I grossisti lucrano sulla differenza tra il prezzo di acquisto dei servizi (biglietti aerei, camere d’albergo, noleggio di auto e così via) e il prezzo di vendita alle agenzie di viaggio o anche ai clienti singoli su Internet tramite i portali. Di solito il margine che spuntano è in media tra il 2 il 3 per cento, ma il decreto Ristori è andato più in là e generosamente ha riconosciuto loro un contributo addirittura superiore, pari al 5 per cento della differenza tra il fatturato 2020 e il fatturato 2019.

Di più: per i tour operator e solo per loro il governo italiano ha chiesto all’Unione europea di superare con una deroga il cosiddetto de minimis, cioè il limite dei 200mila euro per ogni singola elargizione di contributi statali. Con i tour operator la soglia fissata è più di 10 volte superiore e i contributi statali possono arrivare a fino a 2 milioni e mezzo di euro.

Giochino da 700 milioni

Facciamo un esempio: considerato che le vendite di viaggi si concentrano tra Pasqua e la fine dell’anno, la differenza tra fatturati 2020 e 2019 coincide in pratica con la perdita dell’intero fatturato 2020. Se un grossista nel 2019 aveva fatturato 10 milioni di euro, alla fine aveva portato a casa un margine lordo tra i 200mila e i 400mila euro su cui avrebbe poi dovuto pagare le tasse.

Avendo avuto dal governo il superamento del de minimis e il riconoscimento del 5 per cento sulla perdita di fatturato, lo stesso grossista sta incassando in era Covid 500mila euro netti (esentasse) a fronte di costi fissi quasi del tutto assenti, considerato che i dipendenti sono in cassa integrazione.

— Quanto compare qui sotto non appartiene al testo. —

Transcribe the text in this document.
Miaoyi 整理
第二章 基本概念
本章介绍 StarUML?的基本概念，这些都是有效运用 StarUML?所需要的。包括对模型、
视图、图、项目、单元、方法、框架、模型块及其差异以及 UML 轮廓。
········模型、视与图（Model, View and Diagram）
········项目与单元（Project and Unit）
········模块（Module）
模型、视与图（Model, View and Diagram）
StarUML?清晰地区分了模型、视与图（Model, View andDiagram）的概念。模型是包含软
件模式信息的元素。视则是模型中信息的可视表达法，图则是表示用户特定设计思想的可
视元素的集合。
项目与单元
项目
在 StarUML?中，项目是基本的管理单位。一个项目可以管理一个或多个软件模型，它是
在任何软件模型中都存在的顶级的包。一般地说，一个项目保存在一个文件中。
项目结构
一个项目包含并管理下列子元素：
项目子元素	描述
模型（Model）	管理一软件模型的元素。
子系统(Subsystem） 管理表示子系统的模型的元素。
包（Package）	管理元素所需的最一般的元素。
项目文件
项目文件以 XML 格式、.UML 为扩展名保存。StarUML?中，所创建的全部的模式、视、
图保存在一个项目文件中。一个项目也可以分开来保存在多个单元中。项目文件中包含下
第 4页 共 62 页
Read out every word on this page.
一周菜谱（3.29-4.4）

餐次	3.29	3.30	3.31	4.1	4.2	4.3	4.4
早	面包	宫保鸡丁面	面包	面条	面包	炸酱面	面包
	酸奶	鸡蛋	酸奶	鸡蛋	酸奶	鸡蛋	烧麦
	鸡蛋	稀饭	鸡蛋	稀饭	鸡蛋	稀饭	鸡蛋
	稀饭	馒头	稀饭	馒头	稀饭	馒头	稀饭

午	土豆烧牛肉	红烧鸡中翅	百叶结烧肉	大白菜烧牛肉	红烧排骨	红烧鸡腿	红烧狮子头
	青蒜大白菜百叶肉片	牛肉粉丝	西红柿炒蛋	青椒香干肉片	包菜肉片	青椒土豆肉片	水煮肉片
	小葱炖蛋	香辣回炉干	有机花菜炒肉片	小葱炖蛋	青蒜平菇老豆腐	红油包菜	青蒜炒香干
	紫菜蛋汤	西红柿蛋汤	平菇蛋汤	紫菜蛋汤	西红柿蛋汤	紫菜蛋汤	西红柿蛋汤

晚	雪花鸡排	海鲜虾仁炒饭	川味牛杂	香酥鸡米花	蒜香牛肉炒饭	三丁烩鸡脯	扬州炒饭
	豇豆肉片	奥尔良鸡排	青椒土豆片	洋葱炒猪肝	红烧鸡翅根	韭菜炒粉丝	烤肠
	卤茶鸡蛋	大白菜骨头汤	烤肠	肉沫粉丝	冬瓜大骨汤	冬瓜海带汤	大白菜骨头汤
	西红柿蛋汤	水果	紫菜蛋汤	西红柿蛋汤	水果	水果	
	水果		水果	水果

Questo giochino sta costando circa 700 milioni di euro alle casse statali.

I destino degli altri

Il confronto con quanto capita con i ristori Covid agli altri operatori turistici è eloquente. Il ristoro è riconosciuto a tutte le aziende alberghiere e della filiera del turismo con una percentuale che varia tra il 60 per cento del fatturato perso per le aziende con un fatturato fino a 100mila euro e il 20 per cento per le aziende con fatturati da 5 a 10 milioni di euro.

Il tutto condizionato, però, da due vincoli stringenti: il limite di fatturato a 10 milioni di euro ritenuto ingiusto dagli operatori più grandi, sempre invitati a crescere per superare il nanismo imprenditoriale che penalizza il turismo italiano e alla prima occasione esclusi dai benefici proprio perché grandi.

E poi il de minimis per cui ogni impresa non può ricevere un ristoro superiore a 150mila euro. Di fatto, con un fatturato da 10 milioni di euro un tour operator incassa 500mila euro di ristori. Chi non è tour operator riesce al massimo a farsi dare 3 volte di meno.